Sein Freund mein­te: „Viel­leicht musst du dich bei ihm ent­schul­di­gen und ihn bit­ten zurück­zu­kom­men. Aber bit­te recht freund­lich, hörst du.“
Des­we­gen stell­te sich Mei­er am nächs­ten Tag vor sei­nen Spie­gel und erklär­te ihm: „Mein lie­bes, lie­bes Spie­gel­bild, es tut mir von Her­zen leid, dass ich dich davon­ge­jagt habe. Bit­te, bit­te, komm zu mir zurück!“
Er war­te­te, war­te­te und war­te­te, aber der Spie­gel blieb leer. Dann dach­te Mei­er: Viel­leicht war das nicht stark genug. Ich muss ihn anfle­hen. Und des­we­gen ging er vor dem lee­ren Spie­gel auf die Knie und jam­mer­te: „Mein gelieb­tes Spie­gel­bild, hier lie­ge ich vor dir auf den Knien und fle­he dich an: Ver­zei­he mir und komm zurück! Ich ver­zeh­re mich vor Sehn­sucht nach dir. Ach bit­te, bit­te, lass mich nicht län­ger schmach­ten.“
Er war­te­te, war­te­te und war­te­te, aber der Spie­gel blieb wei­ter leer. Dann dach­te Mei­er: Viel­leicht soll­te ich es mit einem Befehl pro­bie­ren. Und des­we­gen schrie er den Spie­gel an: „Hier spricht dein Chef! Du kommst auf der Stel­le zurück. Das ist ein Befehl! Ich zäh­le bis drei, bist du dann nicht zurück, wer­de ich dich von der Poli­zei suchen las­sen. Ver­stan­den! Eins. zwei, drei.“
Aber meint ihr, das Spie­gel­bild wäre jetzt erschie­nen? Nicht die Spur!
Als er dar­über nach­dach­te, sag­te sich Mei­er: Ist ja eigent­lich ganz logisch. Der sitzt ja sicher nicht hin­ter dem Spie­gel, also kann er mich weder hören noch sehen. Ich muss ihm eine Nach­richt schi­cken. Nur, wie errei­che ich den Kerl? Brief schrei­ben geht nicht, ich habe doch kei­ne Adres­se. Aber viel­leicht könn­te ich ihm eine E-Mail schrei­ben, ging es ihm durch den Kopf. Nur wie lau­te­te wohl die E-Mail-Adres­se sei­nes Spiegelbildes?

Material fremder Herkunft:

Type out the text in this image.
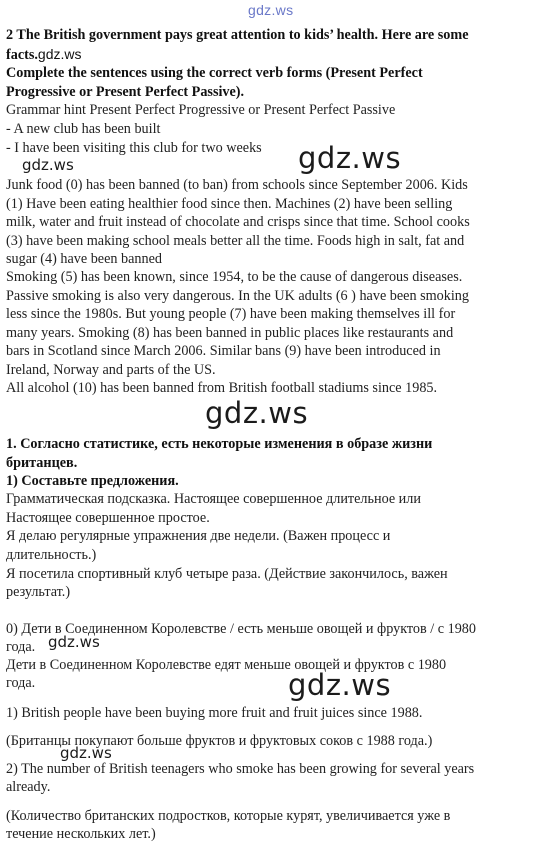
gdz.ws
2 The British government pays great attention to kids’ health. Here are some
facts.gdz.ws
Complete the sentences using the correct verb forms (Present Perfect
Progressive or Present Perfect Passive).
Grammar hint Present Perfect Progressive or Present Perfect Passive
- A new club has been built
- I have been visiting this club for two weeks
gdz.ws	gdz.ws
Junk food (0) has been banned (to ban) from schools since September 2006. Kids
(1) Have been eating healthier food since then. Machines (2) have been selling
milk, water and fruit instead of chocolate and crisps since that time. School cooks
(3) have been making school meals better all the time. Foods high in salt, fat and
sugar (4) have been banned
Smoking (5) has been known, since 1954, to be the cause of dangerous diseases.
Passive smoking is also very dangerous. In the UK adults (6 ) have been smoking
less since the 1980s. But young people (7) have been making themselves ill for
many years. Smoking (8) has been banned in public places like restaurants and
bars in Scotland since March 2006. Similar bans (9) have been introduced in
Ireland, Norway and parts of the US.
All alcohol (10) has been banned from British football stadiums since 1985.
gdz.ws
1. Согласно статистике, есть некоторые изменения в образе жизни
британцев.
1) Составьте предложения.
Грамматическая подсказка. Настоящее совершенное длительное или
Настоящее совершенное простое.
Я делаю регулярные упражнения две недели. (Важен процесс и
длительность.)
Я посетила спортивный клуб четыре раза. (Действие закончилось, важен
результат.)
0) Дети в Соединенном Королевстве / есть меньше овощей и фруктов / с 1980
года. gdz.ws
Дети в Соединенном Королевстве едят меньше овощей и фруктов с 1980
года.	gdz.ws
1) British people have been buying more fruit and fruit juices since 1988.
(Британцы покупают больше фруктов и фруктовых соков с 1988 года.)
gdz.ws
2) The number of British teenagers who smoke has been growing for several years
already.
(Количество британских подростков, которые курят, увеличивается уже в
течение нескольких лет.)
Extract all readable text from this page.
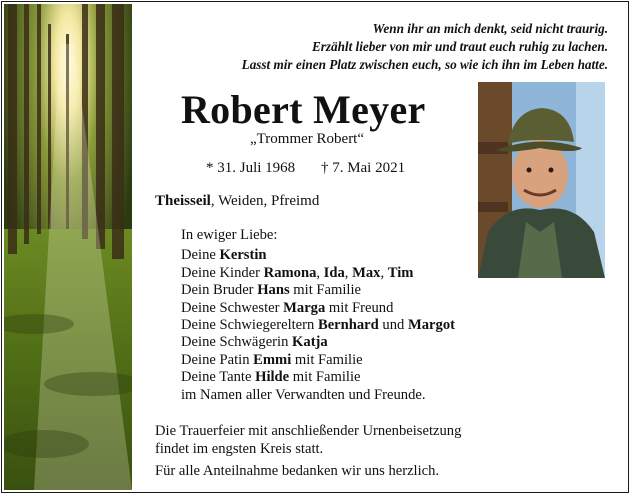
Wenn ihr an mich denkt, seid nicht traurig.
Erzählt lieber von mir und traut euch ruhig zu lachen.
Lasst mir einen Platz zwischen euch, so wie ich ihn im Leben hatte.
Robert Meyer
„Trommer Robert“
* 31. Juli 1968 † 7. Mai 2021
Theisseil, Weiden, Pfreimd
In ewiger Liebe:
Deine Kerstin
Deine Kinder Ramona, Ida, Max, Tim
Dein Bruder Hans mit Familie
Deine Schwester Marga mit Freund
Deine Schwiegereltern Bernhard und Margot
Deine Schwägerin Katja
Deine Patin Emmi mit Familie
Deine Tante Hilde mit Familie
im Namen aller Verwandten und Freunde.
Die Trauerfeier mit anschließender Urnenbeisetzung
findet im engsten Kreis statt.
Für alle Anteilnahme bedanken wir uns herzlich.
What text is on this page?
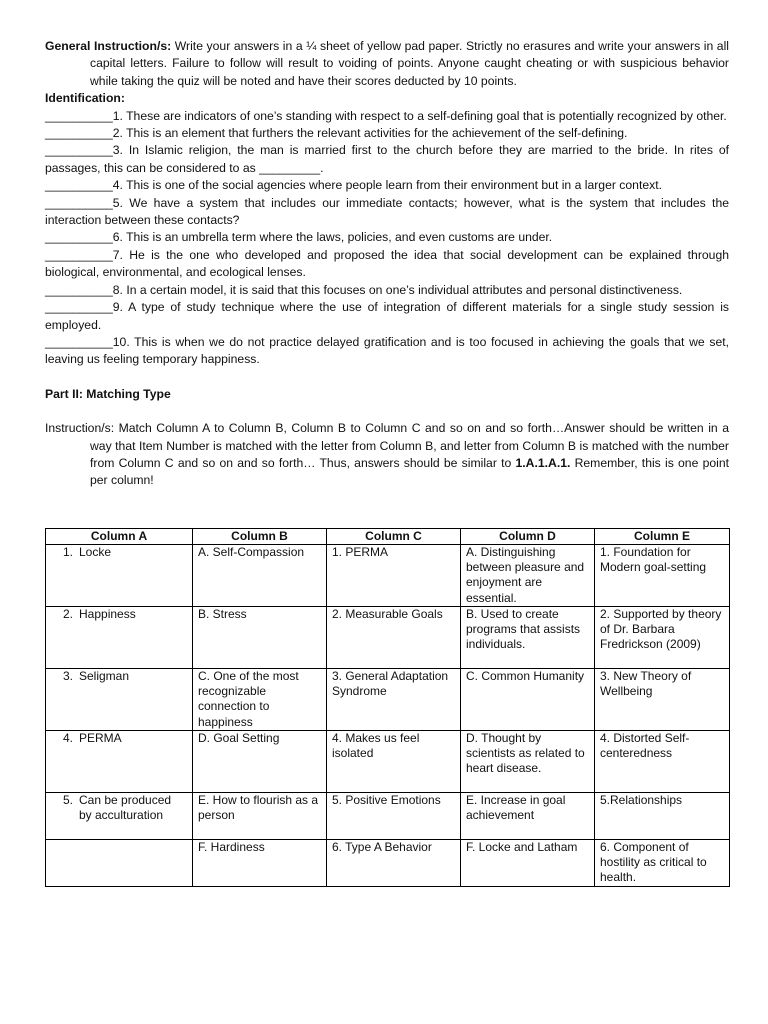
General Instruction/s: Write your answers in a ¼ sheet of yellow pad paper. Strictly no erasures and write your answers in all capital letters. Failure to follow will result to voiding of points. Anyone caught cheating or with suspicious behavior while taking the quiz will be noted and have their scores deducted by 10 points.

Identification:

__________1. These are indicators of one’s standing with respect to a self-defining goal that is potentially recognized by other.

__________2. This is an element that furthers the relevant activities for the achievement of the self-defining.

__________3. In Islamic religion, the man is married first to the church before they are married to the bride. In rites of passages, this can be considered to as _________.

__________4. This is one of the social agencies where people learn from their environment but in a larger context.

__________5. We have a system that includes our immediate contacts; however, what is the system that includes the interaction between these contacts?

__________6. This is an umbrella term where the laws, policies, and even customs are under.

__________7. He is the one who developed and proposed the idea that social development can be explained through biological, environmental, and ecological lenses.

__________8. In a certain model, it is said that this focuses on one’s individual attributes and personal distinctiveness.

__________9. A type of study technique where the use of integration of different materials for a single study session is employed.

__________10. This is when we do not practice delayed gratification and is too focused in achieving the goals that we set, leaving us feeling temporary happiness.

Part II: Matching Type

Instruction/s: Match Column A to Column B, Column B to Column C and so on and so forth…Answer should be written in a way that Item Number is matched with the letter from Column B, and letter from Column B is matched with the number from Column C and so on and so forth… Thus, answers should be similar to 1.A.1.A.1. Remember, this is one point per column!

Column A	Column B	Column C	Column D	Column E
1. Locke	A. Self-Compassion	1. PERMA	A. Distinguishing between pleasure and enjoyment are essential.	1. Foundation for Modern goal-setting
2. Happiness	B. Stress	2. Measurable Goals	B. Used to create programs that assists individuals.	2. Supported by theory of Dr. Barbara Fredrickson (2009)
3. Seligman	C. One of the most recognizable connection to happiness	3. General Adaptation Syndrome	C. Common Humanity	3. New Theory of Wellbeing
4. PERMA	D. Goal Setting	4. Makes us feel isolated	D. Thought by scientists as related to heart disease.	4. Distorted Self-centeredness
5. Can be produced by acculturation	E. How to flourish as a person	5. Positive Emotions	E. Increase in goal achievement	5.Relationships
	F. Hardiness	6. Type A Behavior	F. Locke and Latham	6. Component of hostility as critical to health.
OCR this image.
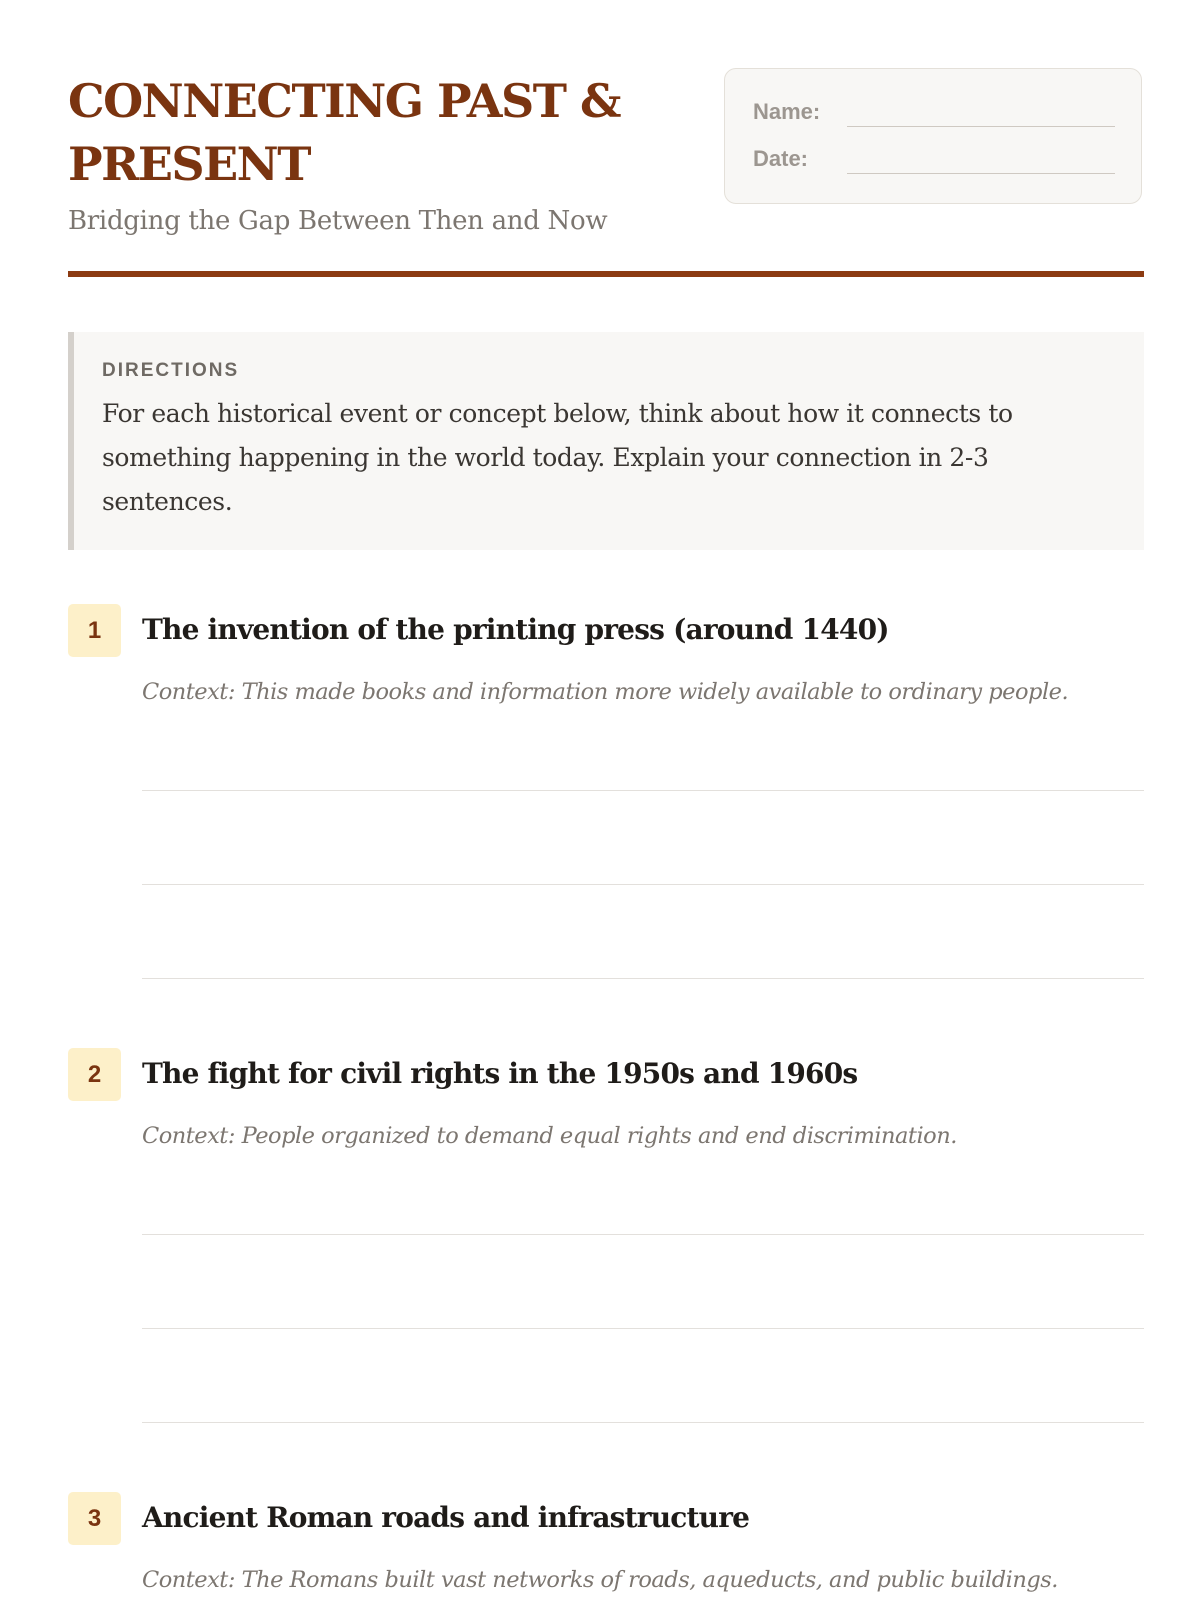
CONNECTING PAST & PRESENT

Bridging the Gap Between Then and Now

Name:
Date:

DIRECTIONS

For each historical event or concept below, think about how it connects to something happening in the world today. Explain your connection in 2-3 sentences.

1	The invention of the printing press (around 1440)

Context: This made books and information more widely available to ordinary people.

2	The fight for civil rights in the 1950s and 1960s

Context: People organized to demand equal rights and end discrimination.

3	Ancient Roman roads and infrastructure

Context: The Romans built vast networks of roads, aqueducts, and public buildings.
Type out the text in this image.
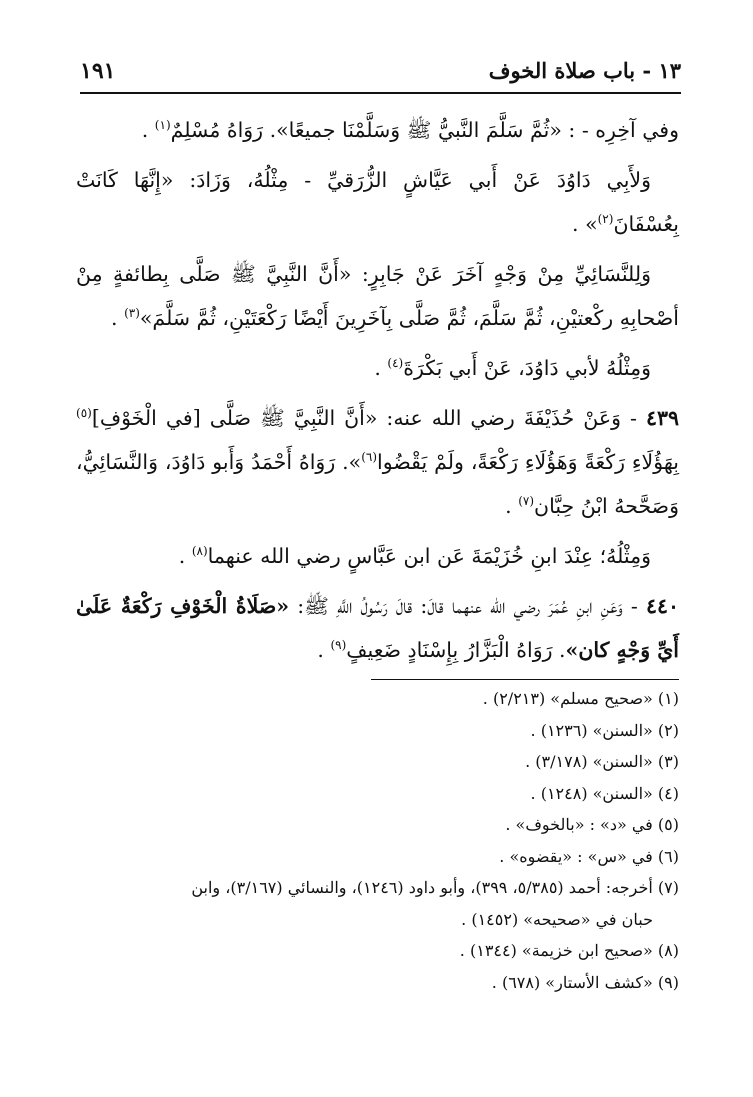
١٣ - باب صلاة الخوف
١٩١

وفي آخِرِه - : «ثُمَّ سَلَّمَ النَّبيُّ ﷺ وَسَلَّمْنَا جميعًا». رَوَاهُ مُسْلِمٌ$^{(١)}$ .

وَلأَبِي دَاوُدَ عَنْ أَبي عَيَّاشٍ الزُّرَقيِّ - مِثْلُهُ، وَزَادَ: «إِنَّهَا كَانَتْ بِعُسْفَانَ$^{(٢)}$» .

وَلِلنَّسَائِيِّ مِنْ وَجْهٍ آخَرَ عَنْ جَابِرٍ: «أَنَّ النَّبِيَّ ﷺ صَلَّى بِطائفةٍ مِنْ أصْحابِهِ ركْعتيْنِ، ثُمَّ سَلَّمَ، ثُمَّ صَلَّى بِآخَرِينَ أَيْضًا رَكْعَتَيْنِ، ثُمَّ سَلَّمَ»$^{(٣)}$ .

وَمِثْلُهُ لأبي دَاوُدَ، عَنْ أَبي بَكْرَةَ$^{(٤)}$ .

٤٣٩ - وَعَنْ حُذَيْفَةَ رضي الله عنه: «أَنَّ النَّبِيَّ ﷺ صَلَّى [في الْخَوْفِ]$^{(٥)}$ بِهَؤُلَاءِ رَكْعَةً وَهَؤُلَاءِ رَكْعَةً، ولَمْ يَقْضُوا$^{(٦)}$». رَوَاهُ أَحْمَدُ وَأَبو دَاوُدَ، وَالنَّسَائِيُّ، وَصَحَّحهُ ابْنُ حِبَّان$^{(٧)}$ .

وَمِثْلُهُ؛ عِنْدَ ابنِ خُزَيْمَةَ عَن ابن عَبَّاسٍ رضي الله عنهما$^{(٨)}$ .

٤٤٠ - وَعَنِ ابنِ عُمَرَ رضي الله عنهما قالَ: قالَ رَسُولُ اللَّهِ ﷺ: «صَلَاةُ الْخَوْفِ رَكْعَةٌ عَلَىٰ أَيِّ وَجْهٍ كان». رَوَاهُ الْبَزَّارُ بِإِسْنَادٍ ضَعِيفٍ$^{(٩)}$ .

(١) «صحيح مسلم» (٢/٢١٣) .

(٢) «السنن» (١٢٣٦) .

(٣) «السنن» (٣/١٧٨) .

(٤) «السنن» (١٢٤٨) .

(٥) في «د» : «بالخوف» .

(٦) في «س» : «يقضوه» .

(٧) أخرجه: أحمد (٥/٣٨٥، ٣٩٩)، وأبو داود (١٢٤٦)، والنسائي (٣/١٦٧)، وابن

حبان في «صحيحه» (١٤٥٢) .

(٨) «صحيح ابن خزيمة» (١٣٤٤) .

(٩) «كشف الأستار» (٦٧٨) .
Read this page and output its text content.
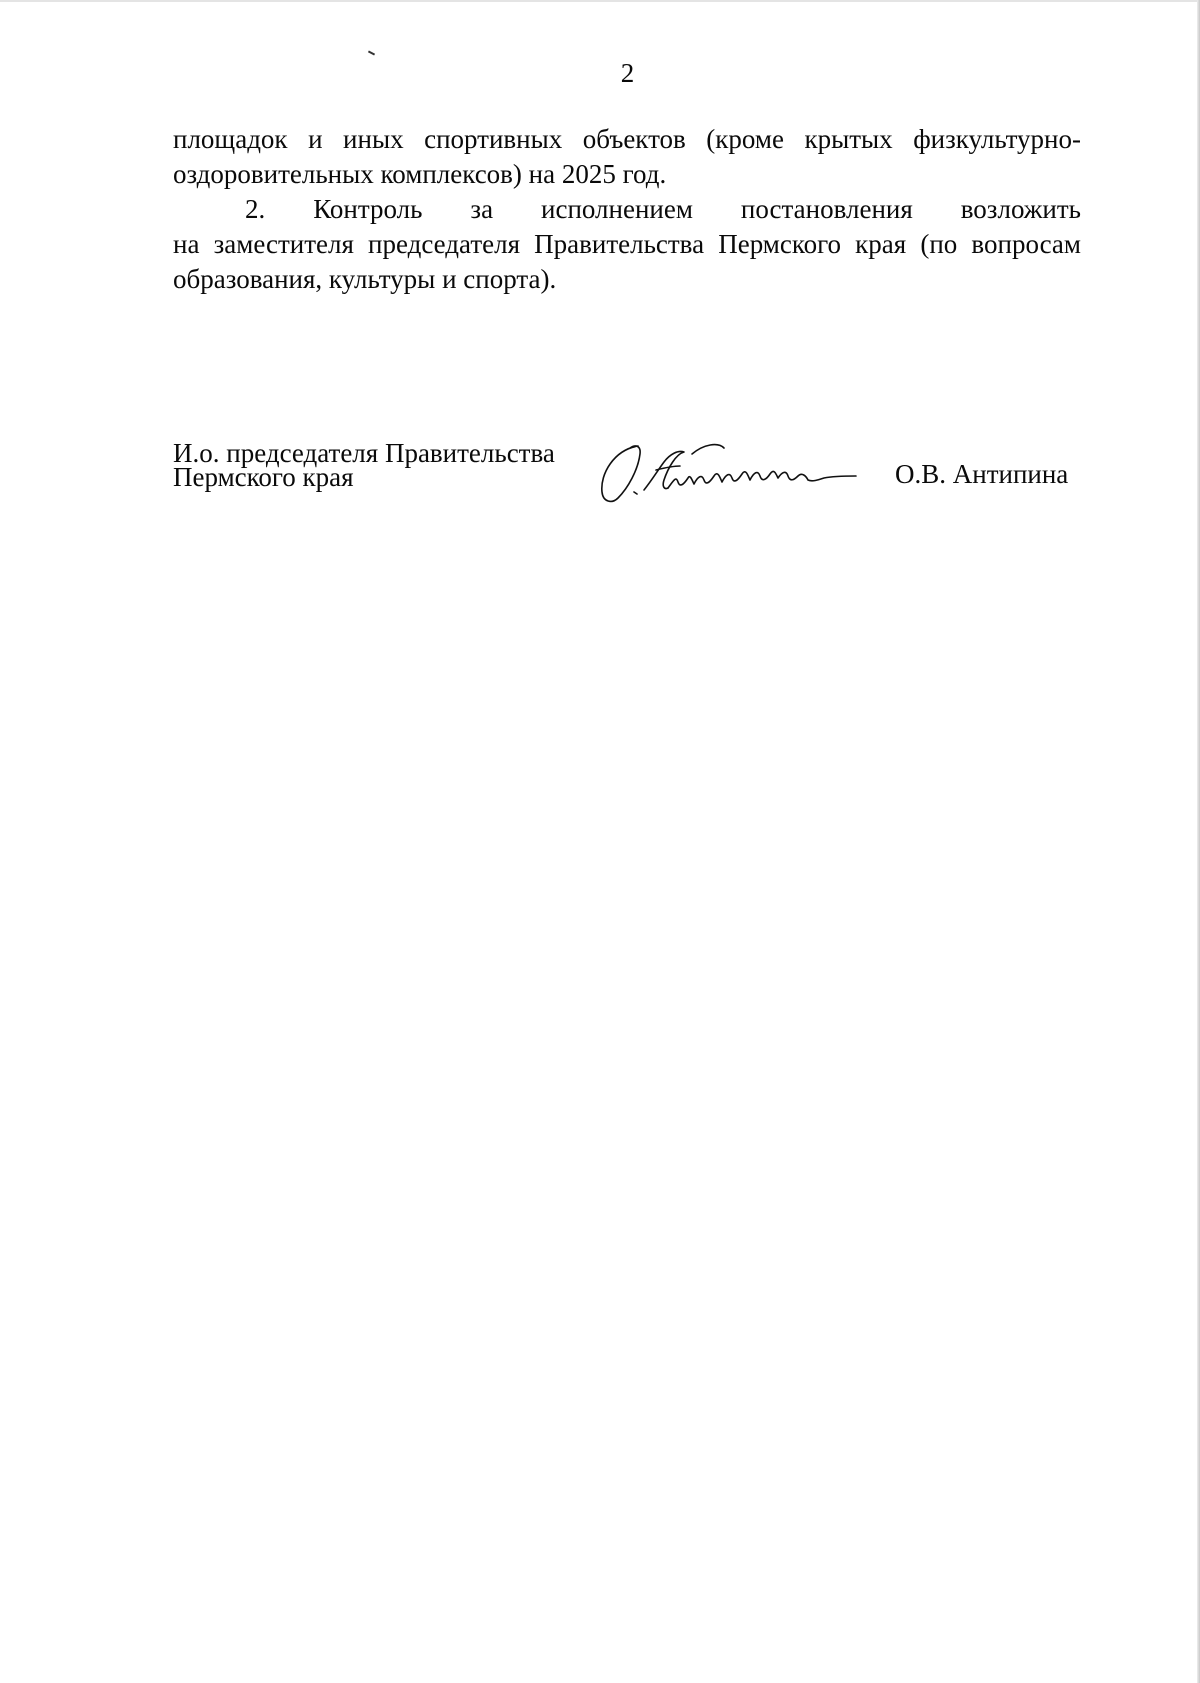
2

площадок и иных спортивных объектов (кроме крытых физкультурно-
оздоровительных комплексов) на 2025 год.

2. Контроль за исполнением постановления возложить
на заместителя председателя Правительства Пермского края (по вопросам
образования, культуры и спорта).

И.о. председателя Правительства
Пермского края	О.В. Антипина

Habt ihr eine Idee, wie die E-Mail-Adres­se von Mei­ers Spie­gel­bild lau­ten könnte?

Mit­ten in der Nacht kam ihm der ret­ten­de Ein­fall? Ein Spie­gel­bild muss­te doch eigent­lich die glei­che Adres­se haben wie der Mensch, zu dem es gehör­te, nur eben spie­gel­ver­kehrt. Und des­halb sprang er gleich aus dem Bett und gab als Adres­se sei­nen Namen Hei­ner Mei­er ver­kehrt her­um ein: rei­em ren­eih.
Noch mit­ten in der Nacht setz­te er sich an sei­nen Com­pu­ter und schrieb:: „Mein lie­bes Spie­gel­bild, bit­te, komm zu mir zurück! Ich gebe zu, du hast die Wet­te gewon­nen, ich weiß  schon nicht mehr, wie ich aus­se­he und wer ich bin. Ich kann ohne dich nicht leben. Dein Eben­bild Mei­er.“
Aber dann ging ihm plötz­lich durch den Kopf: „Ob der über­haupt lesen kann?“ Er über­leg­te: Wenn der lesen kann, dann bestimmt nur in Spiegelschrift.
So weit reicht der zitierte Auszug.